Each of Kim’s works can take one or two months to complete, yet the scenes shift rapidly within a single painting, moving from one narrative to the next as if leaving no room for anxiety to settle. The hidden figures in each piece seem to wait for the moment when the viewer’s perception will reveal them, preparing for the next stage of the unfolding scene. The artist’s life mirrors this process: presenting work is the culmination of a long period of incubation, a time of open-ended searching that demands total investment, even at the risk of exhaustion. This process produces anxiety, but the artist knows it is necessary: without it, neither change or novelty is possible. He describes his densely layered compositions, where hidden figures coexist with recurring symbolic objects, as concretizing a space of withdrawal and healing. In Some Anxious Moments, where the horizon is set higher than in other works, the sense of airlessness is particularly strong, and even the water surface evokes thick green algae rather than clear reflection. In Kim’s paintings, anxiety can also be found in the straight lines that contrast with the organic forms, aside from the naturally occurring horizon.

 

In this work, sharp corners of books or pointed straight lines occasionally appear among the organic forms. Kim treats these grid-like structures, reminiscent of a Western chessboard, as elements contrasting with the flowing, living imagery. The grids are defined in stark black and white, echoing the life of predetermined choices, like a flowchart in which each next move is already set. Such a system, once tied to a local or limited context, now feels globalized.
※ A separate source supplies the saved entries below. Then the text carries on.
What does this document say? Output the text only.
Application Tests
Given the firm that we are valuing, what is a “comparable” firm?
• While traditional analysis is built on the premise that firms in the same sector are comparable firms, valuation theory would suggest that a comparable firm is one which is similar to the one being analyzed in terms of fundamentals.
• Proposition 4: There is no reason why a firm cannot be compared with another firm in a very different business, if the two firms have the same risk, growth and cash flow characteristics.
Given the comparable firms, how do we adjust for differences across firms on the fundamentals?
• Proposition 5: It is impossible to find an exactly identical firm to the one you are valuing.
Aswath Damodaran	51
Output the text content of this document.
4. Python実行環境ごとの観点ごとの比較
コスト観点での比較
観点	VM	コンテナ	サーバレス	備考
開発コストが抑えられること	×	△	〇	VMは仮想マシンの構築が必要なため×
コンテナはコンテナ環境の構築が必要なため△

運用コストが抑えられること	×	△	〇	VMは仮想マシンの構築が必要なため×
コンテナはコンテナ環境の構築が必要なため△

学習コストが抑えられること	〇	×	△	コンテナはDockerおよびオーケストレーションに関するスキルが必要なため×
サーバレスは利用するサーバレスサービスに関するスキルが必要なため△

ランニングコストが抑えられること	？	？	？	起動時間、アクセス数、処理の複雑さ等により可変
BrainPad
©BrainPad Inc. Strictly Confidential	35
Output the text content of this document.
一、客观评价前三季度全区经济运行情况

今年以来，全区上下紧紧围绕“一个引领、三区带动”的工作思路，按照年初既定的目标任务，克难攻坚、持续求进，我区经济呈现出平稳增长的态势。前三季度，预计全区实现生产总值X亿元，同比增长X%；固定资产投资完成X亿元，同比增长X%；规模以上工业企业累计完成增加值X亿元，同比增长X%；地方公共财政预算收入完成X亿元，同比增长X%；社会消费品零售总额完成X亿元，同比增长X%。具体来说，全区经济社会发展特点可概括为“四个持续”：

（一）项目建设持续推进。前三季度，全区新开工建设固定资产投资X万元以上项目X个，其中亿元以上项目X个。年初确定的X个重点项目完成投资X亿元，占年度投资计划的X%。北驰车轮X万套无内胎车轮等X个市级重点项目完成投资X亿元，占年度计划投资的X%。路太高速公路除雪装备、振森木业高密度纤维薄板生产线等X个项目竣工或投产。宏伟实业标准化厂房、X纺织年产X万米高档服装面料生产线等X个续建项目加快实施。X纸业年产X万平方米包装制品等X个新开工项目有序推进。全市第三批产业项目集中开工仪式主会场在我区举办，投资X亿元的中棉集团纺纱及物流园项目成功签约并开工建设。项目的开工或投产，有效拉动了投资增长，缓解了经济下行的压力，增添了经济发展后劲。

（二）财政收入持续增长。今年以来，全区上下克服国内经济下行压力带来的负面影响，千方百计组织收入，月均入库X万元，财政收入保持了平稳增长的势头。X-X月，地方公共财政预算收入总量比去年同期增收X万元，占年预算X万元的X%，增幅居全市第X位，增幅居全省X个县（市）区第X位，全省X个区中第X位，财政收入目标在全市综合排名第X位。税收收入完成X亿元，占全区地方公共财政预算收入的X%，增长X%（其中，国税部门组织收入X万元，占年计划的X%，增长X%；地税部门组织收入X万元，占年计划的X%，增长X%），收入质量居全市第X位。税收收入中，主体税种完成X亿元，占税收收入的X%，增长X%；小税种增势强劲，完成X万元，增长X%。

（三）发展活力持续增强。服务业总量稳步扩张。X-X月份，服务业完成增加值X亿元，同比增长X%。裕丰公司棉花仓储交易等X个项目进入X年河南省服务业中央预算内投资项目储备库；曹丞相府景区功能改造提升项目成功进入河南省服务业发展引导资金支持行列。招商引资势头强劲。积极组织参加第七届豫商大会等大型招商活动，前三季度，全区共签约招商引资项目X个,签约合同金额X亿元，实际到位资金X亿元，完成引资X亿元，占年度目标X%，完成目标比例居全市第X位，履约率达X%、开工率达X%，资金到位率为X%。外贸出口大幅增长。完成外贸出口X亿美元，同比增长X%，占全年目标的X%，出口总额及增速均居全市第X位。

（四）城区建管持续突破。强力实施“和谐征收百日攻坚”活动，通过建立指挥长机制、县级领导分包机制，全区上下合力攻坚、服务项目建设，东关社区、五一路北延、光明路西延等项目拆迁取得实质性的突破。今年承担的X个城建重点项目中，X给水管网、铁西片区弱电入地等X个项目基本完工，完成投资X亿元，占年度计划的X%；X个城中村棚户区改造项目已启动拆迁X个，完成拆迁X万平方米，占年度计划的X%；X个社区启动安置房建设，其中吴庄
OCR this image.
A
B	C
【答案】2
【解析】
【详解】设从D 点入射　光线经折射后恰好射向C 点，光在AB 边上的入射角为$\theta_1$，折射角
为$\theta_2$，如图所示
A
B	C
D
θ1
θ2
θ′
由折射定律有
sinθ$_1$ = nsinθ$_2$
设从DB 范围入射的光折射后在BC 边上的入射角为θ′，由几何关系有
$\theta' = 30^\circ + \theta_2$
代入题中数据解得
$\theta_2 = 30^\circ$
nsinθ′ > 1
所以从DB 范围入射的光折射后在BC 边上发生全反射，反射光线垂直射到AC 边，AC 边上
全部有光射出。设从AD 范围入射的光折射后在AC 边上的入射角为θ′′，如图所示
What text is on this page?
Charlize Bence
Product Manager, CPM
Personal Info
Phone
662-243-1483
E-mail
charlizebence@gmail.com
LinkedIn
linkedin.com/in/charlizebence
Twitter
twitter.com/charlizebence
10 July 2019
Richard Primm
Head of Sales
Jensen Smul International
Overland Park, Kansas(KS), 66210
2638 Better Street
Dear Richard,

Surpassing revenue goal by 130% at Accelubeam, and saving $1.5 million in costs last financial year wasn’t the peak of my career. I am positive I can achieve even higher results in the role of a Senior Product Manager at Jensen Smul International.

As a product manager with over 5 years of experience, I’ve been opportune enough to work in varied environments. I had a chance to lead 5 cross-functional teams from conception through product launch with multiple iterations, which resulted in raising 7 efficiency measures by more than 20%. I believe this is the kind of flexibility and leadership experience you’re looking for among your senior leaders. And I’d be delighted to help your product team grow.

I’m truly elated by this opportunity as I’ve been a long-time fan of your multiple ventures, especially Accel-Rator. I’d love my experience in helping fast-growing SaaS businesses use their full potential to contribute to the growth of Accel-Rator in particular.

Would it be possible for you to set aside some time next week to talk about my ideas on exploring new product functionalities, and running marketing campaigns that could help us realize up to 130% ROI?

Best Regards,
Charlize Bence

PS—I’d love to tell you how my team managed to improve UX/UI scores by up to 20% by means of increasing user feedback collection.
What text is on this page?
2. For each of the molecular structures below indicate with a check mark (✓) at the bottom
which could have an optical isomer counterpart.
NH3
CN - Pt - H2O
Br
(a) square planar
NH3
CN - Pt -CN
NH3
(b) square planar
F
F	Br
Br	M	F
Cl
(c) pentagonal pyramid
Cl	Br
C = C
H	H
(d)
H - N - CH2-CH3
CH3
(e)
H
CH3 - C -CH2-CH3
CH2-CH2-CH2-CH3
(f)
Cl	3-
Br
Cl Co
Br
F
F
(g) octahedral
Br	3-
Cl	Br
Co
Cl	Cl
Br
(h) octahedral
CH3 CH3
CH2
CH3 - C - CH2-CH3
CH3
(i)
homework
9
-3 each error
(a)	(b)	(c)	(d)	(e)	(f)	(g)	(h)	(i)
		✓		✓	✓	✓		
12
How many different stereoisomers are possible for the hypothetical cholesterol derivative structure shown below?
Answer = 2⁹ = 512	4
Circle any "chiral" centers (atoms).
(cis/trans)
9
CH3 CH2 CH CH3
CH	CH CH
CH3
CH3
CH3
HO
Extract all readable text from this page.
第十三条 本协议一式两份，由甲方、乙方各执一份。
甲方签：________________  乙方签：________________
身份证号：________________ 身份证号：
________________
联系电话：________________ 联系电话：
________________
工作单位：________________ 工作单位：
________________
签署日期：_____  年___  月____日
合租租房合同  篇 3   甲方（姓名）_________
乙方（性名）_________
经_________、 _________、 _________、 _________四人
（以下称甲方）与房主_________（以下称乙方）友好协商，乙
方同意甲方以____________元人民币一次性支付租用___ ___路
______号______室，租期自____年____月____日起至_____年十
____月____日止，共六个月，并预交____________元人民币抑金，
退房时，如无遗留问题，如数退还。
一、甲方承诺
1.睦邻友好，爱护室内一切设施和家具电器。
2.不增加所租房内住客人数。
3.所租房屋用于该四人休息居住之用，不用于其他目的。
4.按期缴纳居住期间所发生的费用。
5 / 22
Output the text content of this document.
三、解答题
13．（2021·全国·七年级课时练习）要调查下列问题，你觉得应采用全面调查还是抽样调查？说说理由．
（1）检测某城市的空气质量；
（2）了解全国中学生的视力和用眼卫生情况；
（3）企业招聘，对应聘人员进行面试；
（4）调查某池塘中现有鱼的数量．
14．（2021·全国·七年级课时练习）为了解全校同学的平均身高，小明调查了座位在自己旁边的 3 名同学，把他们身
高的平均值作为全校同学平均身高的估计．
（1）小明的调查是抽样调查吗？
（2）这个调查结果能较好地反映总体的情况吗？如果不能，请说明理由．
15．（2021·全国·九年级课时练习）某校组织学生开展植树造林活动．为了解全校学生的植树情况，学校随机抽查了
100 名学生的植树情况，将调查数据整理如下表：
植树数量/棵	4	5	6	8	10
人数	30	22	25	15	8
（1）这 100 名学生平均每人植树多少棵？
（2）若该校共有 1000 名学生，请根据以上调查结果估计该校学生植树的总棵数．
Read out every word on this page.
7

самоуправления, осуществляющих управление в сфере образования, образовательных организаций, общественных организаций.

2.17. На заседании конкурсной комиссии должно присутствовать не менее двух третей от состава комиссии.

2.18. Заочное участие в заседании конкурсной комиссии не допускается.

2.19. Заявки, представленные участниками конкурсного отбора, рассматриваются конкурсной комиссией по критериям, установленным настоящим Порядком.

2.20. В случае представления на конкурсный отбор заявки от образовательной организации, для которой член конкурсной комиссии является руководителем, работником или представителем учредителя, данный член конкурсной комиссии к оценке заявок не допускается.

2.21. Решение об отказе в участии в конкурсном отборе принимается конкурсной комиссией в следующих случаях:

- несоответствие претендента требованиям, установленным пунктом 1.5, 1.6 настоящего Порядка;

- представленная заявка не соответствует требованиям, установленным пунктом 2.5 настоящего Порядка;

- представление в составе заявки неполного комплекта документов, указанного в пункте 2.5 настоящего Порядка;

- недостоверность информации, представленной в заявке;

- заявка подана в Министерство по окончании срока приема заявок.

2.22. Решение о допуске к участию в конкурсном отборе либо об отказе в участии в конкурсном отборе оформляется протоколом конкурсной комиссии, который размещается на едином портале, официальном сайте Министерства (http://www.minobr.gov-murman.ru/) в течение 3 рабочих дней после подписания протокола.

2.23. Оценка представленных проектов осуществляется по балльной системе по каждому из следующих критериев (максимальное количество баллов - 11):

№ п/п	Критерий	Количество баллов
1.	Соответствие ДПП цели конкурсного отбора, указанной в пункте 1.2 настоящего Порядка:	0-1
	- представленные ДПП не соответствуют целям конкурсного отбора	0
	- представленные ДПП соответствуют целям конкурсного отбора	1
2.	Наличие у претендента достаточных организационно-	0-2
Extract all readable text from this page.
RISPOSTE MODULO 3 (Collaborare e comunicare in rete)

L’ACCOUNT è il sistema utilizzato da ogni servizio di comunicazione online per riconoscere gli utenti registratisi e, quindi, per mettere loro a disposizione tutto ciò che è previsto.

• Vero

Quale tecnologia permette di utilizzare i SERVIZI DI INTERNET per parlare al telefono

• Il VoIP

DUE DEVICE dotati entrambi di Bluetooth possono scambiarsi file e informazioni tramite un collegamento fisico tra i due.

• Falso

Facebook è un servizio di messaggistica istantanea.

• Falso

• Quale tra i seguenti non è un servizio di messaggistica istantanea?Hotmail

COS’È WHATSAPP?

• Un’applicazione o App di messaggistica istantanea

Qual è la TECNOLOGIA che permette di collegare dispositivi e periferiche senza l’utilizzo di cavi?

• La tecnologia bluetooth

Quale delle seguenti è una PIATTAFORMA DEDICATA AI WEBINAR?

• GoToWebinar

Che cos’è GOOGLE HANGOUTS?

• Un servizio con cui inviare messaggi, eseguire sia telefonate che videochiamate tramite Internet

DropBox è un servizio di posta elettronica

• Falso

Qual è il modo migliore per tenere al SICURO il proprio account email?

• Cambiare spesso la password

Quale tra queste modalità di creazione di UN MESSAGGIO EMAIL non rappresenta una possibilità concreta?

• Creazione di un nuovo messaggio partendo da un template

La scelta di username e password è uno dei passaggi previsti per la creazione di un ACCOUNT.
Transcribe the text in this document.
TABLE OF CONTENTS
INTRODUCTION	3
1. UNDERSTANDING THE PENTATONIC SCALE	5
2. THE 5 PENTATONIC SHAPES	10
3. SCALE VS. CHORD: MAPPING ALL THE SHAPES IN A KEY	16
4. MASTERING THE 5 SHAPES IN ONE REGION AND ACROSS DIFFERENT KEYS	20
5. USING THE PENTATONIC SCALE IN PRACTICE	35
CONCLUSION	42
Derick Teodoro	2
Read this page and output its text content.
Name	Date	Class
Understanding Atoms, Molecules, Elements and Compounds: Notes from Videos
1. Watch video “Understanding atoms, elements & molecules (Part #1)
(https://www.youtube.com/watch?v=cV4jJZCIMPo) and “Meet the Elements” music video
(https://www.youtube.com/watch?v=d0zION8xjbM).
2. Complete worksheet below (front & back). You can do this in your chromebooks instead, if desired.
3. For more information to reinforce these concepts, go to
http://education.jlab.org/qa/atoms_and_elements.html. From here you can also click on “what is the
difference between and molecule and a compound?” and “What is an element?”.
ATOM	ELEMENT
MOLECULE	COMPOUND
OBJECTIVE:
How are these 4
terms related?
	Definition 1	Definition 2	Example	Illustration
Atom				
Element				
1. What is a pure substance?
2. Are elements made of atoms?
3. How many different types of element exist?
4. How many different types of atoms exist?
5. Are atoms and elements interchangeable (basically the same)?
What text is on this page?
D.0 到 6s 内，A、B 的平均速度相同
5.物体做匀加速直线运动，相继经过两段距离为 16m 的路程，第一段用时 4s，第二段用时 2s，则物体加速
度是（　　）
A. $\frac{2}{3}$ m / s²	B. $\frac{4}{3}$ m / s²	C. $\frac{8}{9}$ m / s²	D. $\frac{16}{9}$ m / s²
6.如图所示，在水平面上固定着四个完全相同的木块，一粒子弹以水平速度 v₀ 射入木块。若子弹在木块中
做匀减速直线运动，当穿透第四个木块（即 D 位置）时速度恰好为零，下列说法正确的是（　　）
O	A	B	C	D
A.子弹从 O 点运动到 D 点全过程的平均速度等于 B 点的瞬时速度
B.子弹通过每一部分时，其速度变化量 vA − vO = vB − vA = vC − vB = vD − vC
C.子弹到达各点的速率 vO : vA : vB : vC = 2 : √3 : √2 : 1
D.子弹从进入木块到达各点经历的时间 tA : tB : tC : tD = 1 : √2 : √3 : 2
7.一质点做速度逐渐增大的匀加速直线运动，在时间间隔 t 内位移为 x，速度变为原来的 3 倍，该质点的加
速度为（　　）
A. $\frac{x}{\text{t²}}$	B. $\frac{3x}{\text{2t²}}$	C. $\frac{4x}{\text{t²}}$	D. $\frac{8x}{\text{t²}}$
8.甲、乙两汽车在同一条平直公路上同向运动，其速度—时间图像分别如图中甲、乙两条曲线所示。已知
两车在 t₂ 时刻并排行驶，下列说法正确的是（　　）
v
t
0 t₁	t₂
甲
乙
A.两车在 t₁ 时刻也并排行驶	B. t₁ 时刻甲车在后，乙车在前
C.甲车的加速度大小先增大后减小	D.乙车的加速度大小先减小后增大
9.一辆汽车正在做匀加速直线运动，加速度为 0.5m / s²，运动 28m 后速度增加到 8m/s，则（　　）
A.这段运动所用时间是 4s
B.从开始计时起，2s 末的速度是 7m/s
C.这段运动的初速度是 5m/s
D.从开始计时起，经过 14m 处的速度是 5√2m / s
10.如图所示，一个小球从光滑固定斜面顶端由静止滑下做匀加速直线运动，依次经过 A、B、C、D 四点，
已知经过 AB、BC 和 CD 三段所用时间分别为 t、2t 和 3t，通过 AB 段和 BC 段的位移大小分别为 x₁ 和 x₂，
For an artist who spent his childhood in the countryside of Chungcheong, where nature shaped daily life, the straight lines evoking civilization or urban space naturally create tension. His long years abroad likely added to this sense of dislocation: an outsider must acquire everything anew in an unfamiliar symbolic universe. In A Point of Sword, where a sharp corner points downward, there is a sudden movement, whether a fall or an air raid is unclear. Psychology notes the close link between fear and aggression: each can provoke the other. 

 

In The End of the Corridor, a square contains another square, and beyond the unsettling interior, a bright room is invisible. Viewers perceive the difference between these two spaces, much like the man in the painting, already engulfed by the bright circle. In The Rising Moon, beneath the undulating square-checkered floor, a black moon appears ready to ascend, while another moon prepares to rise alongside it. Kim’s black moons give the impression of an enlarged point. He transforms abstract points into physical, celestial-like realities, creating a flexible “point” that neither negates nor fixes its abstract origin. Straight lines connecting points, the shortest path, represent a linear life, an oppressive element enforcing narrow thinking and behaviour. In Up and Down - 1, a diagonal portion of a square-checkered pattern contrasts with the organic forms and black moons below. The dense interconnection of space and time allows viewers to perceive multiple horizons as different temporal layers. The celestial images each viewer envisions free the imagination from the compulsion to universalize a single standard, liberating it from rigid, obsessive constraints.